The International Monetary Fund on Tuesday boosted its growth forecast for the United States to 7.0% in 2021, up from its 6.4% forecast in April, which would represent the strongest performance since 1984. 

The report from the U.S. Energy Information Administration on Wednesday was also constructive, with crude inventories dropping by over 4 million barrels last week, falling to their lowest level since January 2020 and resuming their downward trend after last week’s surprise build.

Additionally, Royal Dutch Shell (LON: RDSa ), Europe’s largest oil and gas producer, and TotalEnergies (PA: TTEF ) both announced plans to return significant returns to their shareholders, indicating confidence that they can maintain the current substantial profits while also suggesting that they will see little need to increase output in the coming months.

Finally, the Wall Street Journal reported that the U.S. is planning a sanctions campaign against what they see as Iran’s improving capabilities for precision strikes using drones and guided missiles.

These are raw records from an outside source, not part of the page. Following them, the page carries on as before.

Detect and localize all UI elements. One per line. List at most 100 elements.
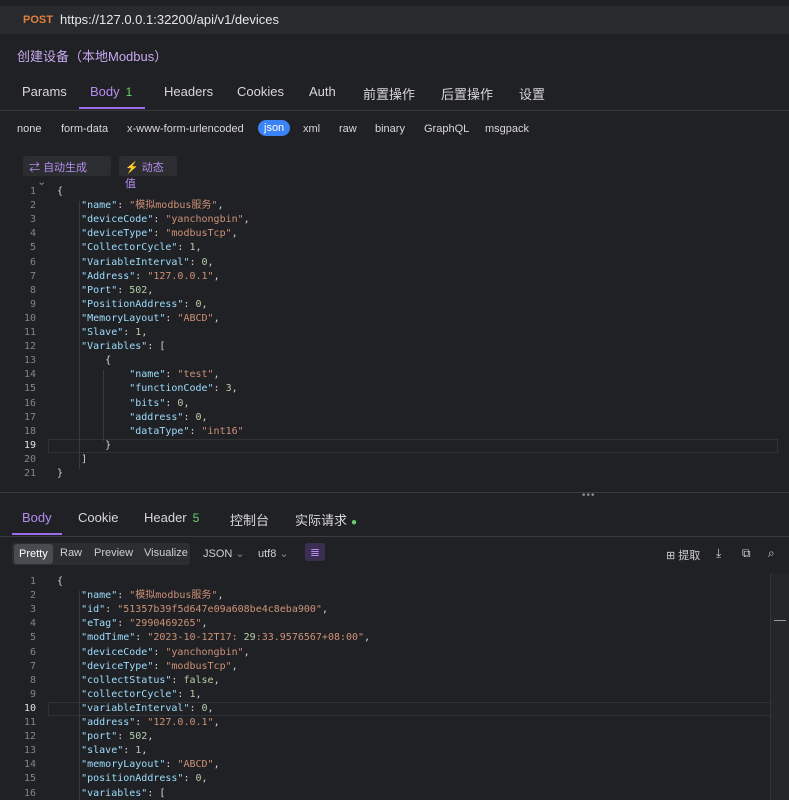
ctype-form-data[interactable]: form-data xyxy=(61,123,108,135)
view-visualize[interactable]: Visualize xyxy=(144,547,188,559)
code-line: 4 "deviceType": "modbusTcp", xyxy=(0,227,760,241)
resp-tab-actual-request[interactable]: 实际请求 ● xyxy=(295,510,357,529)
extract-button[interactable]: ⊞ 提取 xyxy=(666,547,700,563)
view-mode-switcher: Pretty Raw Preview Visualize xyxy=(12,543,190,565)
chevron-down-icon: ⌄ xyxy=(235,548,245,560)
code-line: 18 "dataType": "int16" xyxy=(0,425,760,439)
encoding-select[interactable]: utf8 ⌄ xyxy=(258,547,289,560)
url-input[interactable]: https://127.0.0.1:32200/api/v1/devices xyxy=(60,12,279,27)
code-line: 9 "collectorCycle": 1, xyxy=(0,688,760,702)
code-text: "MemoryLayout": "ABCD", xyxy=(81,312,220,324)
tab-pre-operations[interactable]: 前置操作 xyxy=(363,84,415,103)
code-text: "Slave": 1, xyxy=(81,327,148,338)
ctype-raw[interactable]: raw xyxy=(339,123,357,135)
line-number: 1 xyxy=(29,186,36,197)
download-icon[interactable]: ⤓ xyxy=(716,546,721,561)
magic-wand-icon: ⚡ xyxy=(125,162,139,174)
tab-settings[interactable]: 设置 xyxy=(519,84,545,103)
copy-icon[interactable]: ⧉ xyxy=(742,546,751,561)
resp-active-tab-underline xyxy=(12,533,62,535)
view-pretty[interactable]: Pretty xyxy=(14,544,53,564)
code-text: "functionCode": 3, xyxy=(129,383,238,395)
line-number: 13 xyxy=(23,745,36,757)
code-text: "dataType": "int16" xyxy=(129,425,244,437)
code-line: 4 "eTag": "2990469265", xyxy=(0,617,760,631)
line-number: 11 xyxy=(23,717,36,728)
resp-tab-body[interactable]: Body xyxy=(22,510,52,525)
code-text: "collectorCycle": 1, xyxy=(81,688,202,700)
format-select[interactable]: JSON ⌄ xyxy=(203,547,245,560)
scrollbar-thumb[interactable] xyxy=(774,620,786,621)
ctype-binary[interactable]: binary xyxy=(375,123,405,135)
view-preview[interactable]: Preview xyxy=(94,547,133,559)
tab-headers[interactable]: Headers xyxy=(164,84,213,99)
search-icon[interactable]: ⌕ xyxy=(768,546,775,561)
ctype-urlencoded[interactable]: x-www-form-urlencoded xyxy=(127,123,244,135)
response-toolbar: Pretty Raw Preview Visualize JSON ⌄ utf8… xyxy=(0,540,789,568)
pane-splitter[interactable] xyxy=(0,492,789,499)
code-text: "positionAddress": 0, xyxy=(81,773,208,785)
code-text: "name": "模拟modbus服务", xyxy=(81,200,224,212)
line-number: 16 xyxy=(23,397,36,409)
ctype-xml[interactable]: xml xyxy=(303,123,320,135)
request-body-editor[interactable]: 1{2 "name": "模拟modbus服务", 3 "deviceCode":… xyxy=(0,183,789,483)
code-line: 2 "name": "模拟modbus服务", xyxy=(0,589,760,603)
code-text: "address": 0, xyxy=(129,411,208,423)
tab-body-label: Body xyxy=(90,84,120,99)
code-line: 7 "deviceType": "modbusTcp", xyxy=(0,660,760,674)
line-number: 21 xyxy=(23,468,36,479)
wrap-lines-icon[interactable]: ≣ xyxy=(305,543,326,561)
code-text: "PositionAddress": 0, xyxy=(81,298,208,310)
code-line: 6 "VariableInterval": 0, xyxy=(0,256,760,270)
code-line: 11 "Slave": 1, xyxy=(0,326,760,340)
resp-tab-console[interactable]: 控制台 xyxy=(230,510,269,529)
response-tabs: Body Cookie Header 5 控制台 实际请求 ● xyxy=(0,504,789,537)
code-text: "Address": "127.0.0.1", xyxy=(81,270,220,282)
ctype-msgpack[interactable]: msgpack xyxy=(485,123,529,135)
code-line: 15 "positionAddress": 0, xyxy=(0,772,760,786)
code-text: "address": "127.0.0.1", xyxy=(81,717,220,728)
line-number: 2 xyxy=(29,590,36,602)
http-method[interactable]: POST xyxy=(23,14,53,26)
response-body-viewer[interactable]: 1{2 "name": "模拟modbus服务", 3 "id": "51357b… xyxy=(0,573,789,800)
url-bar[interactable]: POST https://127.0.0.1:32200/api/v1/devi… xyxy=(0,6,789,34)
line-number: 14 xyxy=(23,369,36,381)
tab-body[interactable]: Body 1 xyxy=(90,84,132,99)
request-name[interactable]: 创建设备（本地Modbus） xyxy=(17,46,167,65)
code-line: 19 } xyxy=(0,439,760,453)
auto-generate-button[interactable]: ⇄ 自动生成 ⌄ xyxy=(23,156,111,188)
ctype-graphql[interactable]: GraphQL xyxy=(424,123,469,135)
code-line: 6 "deviceCode": "yanchongbin", xyxy=(0,646,760,660)
tab-params[interactable]: Params xyxy=(22,84,67,99)
code-text: "bits": 0, xyxy=(129,397,190,409)
resp-tab-header[interactable]: Header 5 xyxy=(144,510,199,525)
code-line: 9 "PositionAddress": 0, xyxy=(0,298,760,312)
tab-auth[interactable]: Auth xyxy=(309,84,336,99)
splitter-handle-icon[interactable]: ••• xyxy=(582,490,596,501)
response-scrollbar[interactable] xyxy=(770,574,789,800)
ctype-none[interactable]: none xyxy=(17,123,41,135)
line-number: 5 xyxy=(29,632,36,644)
line-number: 16 xyxy=(23,787,36,799)
code-line: 12 "port": 502, xyxy=(0,730,760,744)
line-number: 6 xyxy=(29,256,36,268)
request-tabs: Params Body 1 Headers Cookies Auth 前置操作 后… xyxy=(0,78,789,111)
line-number: 5 xyxy=(29,242,36,254)
dynamic-value-button[interactable]: ⚡ 动态值 xyxy=(119,156,177,190)
tab-cookies[interactable]: Cookies xyxy=(237,84,284,99)
resp-tab-cookie[interactable]: Cookie xyxy=(78,510,118,525)
code-line: 8 "Port": 502, xyxy=(0,284,760,298)
code-line: 11 "address": "127.0.0.1", xyxy=(0,716,760,730)
ctype-json[interactable]: json xyxy=(258,120,291,136)
view-raw[interactable]: Raw xyxy=(60,547,82,559)
code-line: 10 "MemoryLayout": "ABCD", xyxy=(0,312,760,326)
line-number: 4 xyxy=(29,618,36,630)
code-line: 3 "deviceCode": "yanchongbin", xyxy=(0,213,760,227)
tab-post-operations[interactable]: 后置操作 xyxy=(441,84,493,103)
encoding-select-value: utf8 xyxy=(258,548,277,560)
code-line: 16 "bits": 0, xyxy=(0,397,760,411)
line-number: 20 xyxy=(23,453,36,465)
code-line: 17 "address": 0, xyxy=(0,411,760,425)
line-number: 7 xyxy=(29,660,36,672)
code-line: 1{ xyxy=(0,575,760,589)
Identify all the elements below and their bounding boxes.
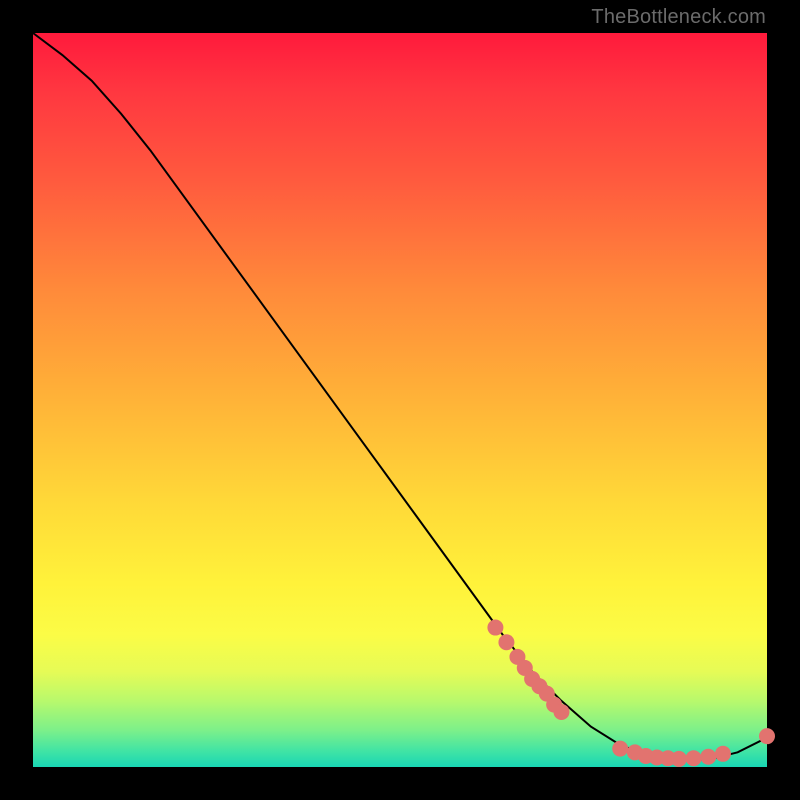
marker-dot <box>498 634 514 650</box>
marker-dot <box>487 620 503 636</box>
marker-dot <box>700 749 716 765</box>
chart-stage: TheBottleneck.com <box>0 0 800 800</box>
curve-line <box>33 33 767 760</box>
marker-dot <box>671 751 687 767</box>
marker-dot <box>686 750 702 766</box>
marker-dot <box>612 741 628 757</box>
marker-dots <box>487 620 775 767</box>
marker-dot <box>553 704 569 720</box>
watermark-text: TheBottleneck.com <box>591 6 766 29</box>
chart-overlay-svg <box>33 33 767 767</box>
marker-dot <box>715 746 731 762</box>
marker-dot <box>759 728 775 744</box>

This suggests that getting Iran back into a nuclear deal and thus the lifting of sanctions against the Persian Gulf country's crude exports will be difficult to achieve, meaning that this source of supply is unlikely to return to the world market as quickly as had been seen a month ago.

“The unknown is whether the incoming president takes the same approach towards trying to reach a deal with the U.S., or if he takes a more hardline stance,” said analysts at ING, in a note.

“What is clear, is that it is taking longer than initially expected to reach a deal, and so as a result the expected increase in Iranian oil supply over 2H21 is likely to be delayed.”